The new permit will enable the company to haul up to 1,500 tons per day to the 575-acre site on the Ohio-Indiana border, reports WCPO, which is more than 15 times more than its previous permit allowed.

Rumpke says it has no immediate plans to haul more waste to the site, but rather is accommodating for “future needs of the region.”

“We don’t have an exact timeline of when we might start utilizing it,” Rumpke Spokesperson Molly Yeager told WCPO. “We have been working on constructing a new entrance off Sand Run Road which will give us better access to the site. But that infrastructure is not complete yet.”

The permit says Rumpke anticipates hauling about 400 tons to the site daily, a pace that would keep the landfill in use for 48 years. If Rumpke expands to the 1,500-ton maximum, the landfill will reach capacity in less than 13 years.

“We’re just trying to help protect the environment from society’s trash,” Yeager says. “Landfills are highly regulated. They are designed to protect the environment from [waste]. There [are] many environmental safeguards in there to ensure that things such as wastewater are properly handled here at the site.”

Ohio EPA held a public hearing in April to address any community concerns, many of them related to increased traffic and groundwater contamination.

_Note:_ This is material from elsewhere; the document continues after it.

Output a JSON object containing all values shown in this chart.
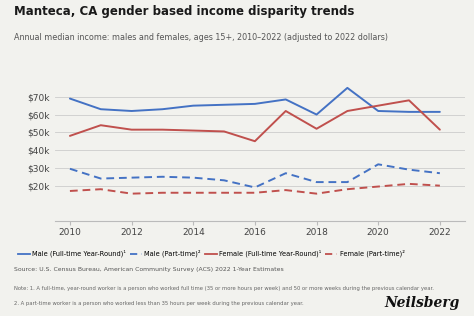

Of the questions that were addressed, the Ohio EPA explained that Rumpke has four storage facilities totaling 80,000 gallons to collect groundwater runoff, or leachate, from the site.

That storage capacity could increase to 322,000 gallons under the new permit. Air quality is regulated by an EPA permit last renewed in June. Ohio EPA says it lacks current authority to regulate the hauling of solid waste from locations outside Hamilton County and it can’t “consider roadway impacts or house values when evaluating a solid waste permit application.”